Question

I've got a method like this:

public static bool IsPercentage<T>(T value) where T : IComparable
{
    return value.CompareTo(0) >= 0 && value.CompareTo(1) <= 0;
}

I would like to use this to validate if any number falls in the range 0 <= N <= 1. However this only works with integers since CompareTo only operates on equal types. Is there a different way to do this?

Was it helpful?

Solution

well you could use Convert.ToDecimal, then you don't need to be generic:

public static bool IsPercentage(Object value)
{
    decimal val = 0;
    try
    {
        val = Convert.ToDecimal(value);
    }
    catch
    {
        return false;
    }
    return val >= 0m && val <= 1m;
}

OTHER TIPS

You can use Expression Tree to do this. Consider helper, static class

static class NumericHelper<T>
{
    public static T Zero { get; private set; }
    public static T One { get; private set; }

    static NumericHelper()
    {
        Zero = default(T);
        One = Expression.Lambda<Func<T>>(
                Expression.Convert(
                    Expression.Constant(1),
                    typeof(T)
                )
              ).Compile()();
    }
}

It generates (T)1 cast at runtime and assign result to One property.
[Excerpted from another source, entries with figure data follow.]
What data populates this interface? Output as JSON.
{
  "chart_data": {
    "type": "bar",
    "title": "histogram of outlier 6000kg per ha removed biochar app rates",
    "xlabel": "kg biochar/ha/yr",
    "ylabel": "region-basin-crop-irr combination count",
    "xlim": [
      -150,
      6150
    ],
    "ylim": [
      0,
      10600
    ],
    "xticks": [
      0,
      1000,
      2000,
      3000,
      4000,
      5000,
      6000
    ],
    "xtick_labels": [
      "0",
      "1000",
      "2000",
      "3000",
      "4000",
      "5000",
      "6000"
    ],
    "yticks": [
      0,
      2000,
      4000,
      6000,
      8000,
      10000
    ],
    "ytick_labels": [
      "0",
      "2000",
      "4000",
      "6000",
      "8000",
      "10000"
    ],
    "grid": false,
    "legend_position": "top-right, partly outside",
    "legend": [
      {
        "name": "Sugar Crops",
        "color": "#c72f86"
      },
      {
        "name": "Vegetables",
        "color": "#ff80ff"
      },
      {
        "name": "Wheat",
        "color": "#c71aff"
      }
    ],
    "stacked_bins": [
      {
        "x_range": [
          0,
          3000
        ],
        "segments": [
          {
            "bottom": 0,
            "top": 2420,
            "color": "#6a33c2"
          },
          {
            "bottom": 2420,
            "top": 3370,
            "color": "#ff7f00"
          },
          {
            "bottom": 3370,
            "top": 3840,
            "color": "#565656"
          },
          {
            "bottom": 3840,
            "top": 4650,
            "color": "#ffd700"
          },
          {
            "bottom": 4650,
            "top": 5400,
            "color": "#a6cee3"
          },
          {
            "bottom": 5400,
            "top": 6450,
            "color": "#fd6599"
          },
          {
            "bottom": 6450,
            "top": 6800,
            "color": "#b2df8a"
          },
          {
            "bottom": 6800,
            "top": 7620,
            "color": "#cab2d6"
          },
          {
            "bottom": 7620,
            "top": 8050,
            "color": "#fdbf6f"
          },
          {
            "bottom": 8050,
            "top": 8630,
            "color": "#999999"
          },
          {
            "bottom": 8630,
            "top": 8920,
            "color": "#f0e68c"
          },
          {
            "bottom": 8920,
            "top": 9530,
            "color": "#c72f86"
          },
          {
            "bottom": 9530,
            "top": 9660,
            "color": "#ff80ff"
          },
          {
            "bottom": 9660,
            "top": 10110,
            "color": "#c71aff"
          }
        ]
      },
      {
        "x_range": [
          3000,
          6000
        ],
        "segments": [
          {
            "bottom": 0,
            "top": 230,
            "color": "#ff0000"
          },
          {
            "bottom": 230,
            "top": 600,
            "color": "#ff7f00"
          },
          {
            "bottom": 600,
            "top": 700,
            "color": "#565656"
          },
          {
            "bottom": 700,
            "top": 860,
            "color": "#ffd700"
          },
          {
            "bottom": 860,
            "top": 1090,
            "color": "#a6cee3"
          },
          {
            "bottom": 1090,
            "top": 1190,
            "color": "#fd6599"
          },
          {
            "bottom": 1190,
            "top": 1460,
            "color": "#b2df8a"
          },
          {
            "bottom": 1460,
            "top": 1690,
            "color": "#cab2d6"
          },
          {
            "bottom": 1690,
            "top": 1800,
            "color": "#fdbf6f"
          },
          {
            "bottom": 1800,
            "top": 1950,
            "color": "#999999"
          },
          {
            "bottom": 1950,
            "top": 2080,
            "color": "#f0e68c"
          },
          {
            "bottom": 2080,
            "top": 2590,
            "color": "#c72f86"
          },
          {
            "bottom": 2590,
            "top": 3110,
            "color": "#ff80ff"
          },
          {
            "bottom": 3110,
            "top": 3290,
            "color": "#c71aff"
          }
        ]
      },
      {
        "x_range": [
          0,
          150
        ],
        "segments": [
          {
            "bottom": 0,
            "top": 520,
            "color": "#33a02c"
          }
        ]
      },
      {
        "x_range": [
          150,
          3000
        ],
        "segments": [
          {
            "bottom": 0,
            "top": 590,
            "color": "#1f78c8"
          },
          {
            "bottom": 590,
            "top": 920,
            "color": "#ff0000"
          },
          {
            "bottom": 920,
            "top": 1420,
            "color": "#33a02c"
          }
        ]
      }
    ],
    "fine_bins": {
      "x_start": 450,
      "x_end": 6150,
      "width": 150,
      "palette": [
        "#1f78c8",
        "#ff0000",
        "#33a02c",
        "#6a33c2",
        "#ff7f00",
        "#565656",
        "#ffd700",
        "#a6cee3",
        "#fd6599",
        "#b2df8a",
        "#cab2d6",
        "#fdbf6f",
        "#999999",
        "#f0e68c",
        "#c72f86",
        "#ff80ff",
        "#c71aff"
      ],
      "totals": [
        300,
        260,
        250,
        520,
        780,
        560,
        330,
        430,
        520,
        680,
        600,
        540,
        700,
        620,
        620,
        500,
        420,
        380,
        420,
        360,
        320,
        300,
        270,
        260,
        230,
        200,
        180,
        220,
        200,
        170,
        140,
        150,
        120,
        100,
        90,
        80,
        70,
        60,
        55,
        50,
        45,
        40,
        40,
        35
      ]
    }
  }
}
Because static constructor is fired only once code necessary to generate properly typed 1 value will be executed only once for every T.

public static bool IsPercentage<T>(T value) where T : IComparable
{
    return value.CompareTo(NumericHelper<T>.Zero) >= 0 && value.CompareTo(NumericHelper<T>.One) <= 0;
}

Ofc, it will fail if you try to call it with type T which don't support (T)1 conversion.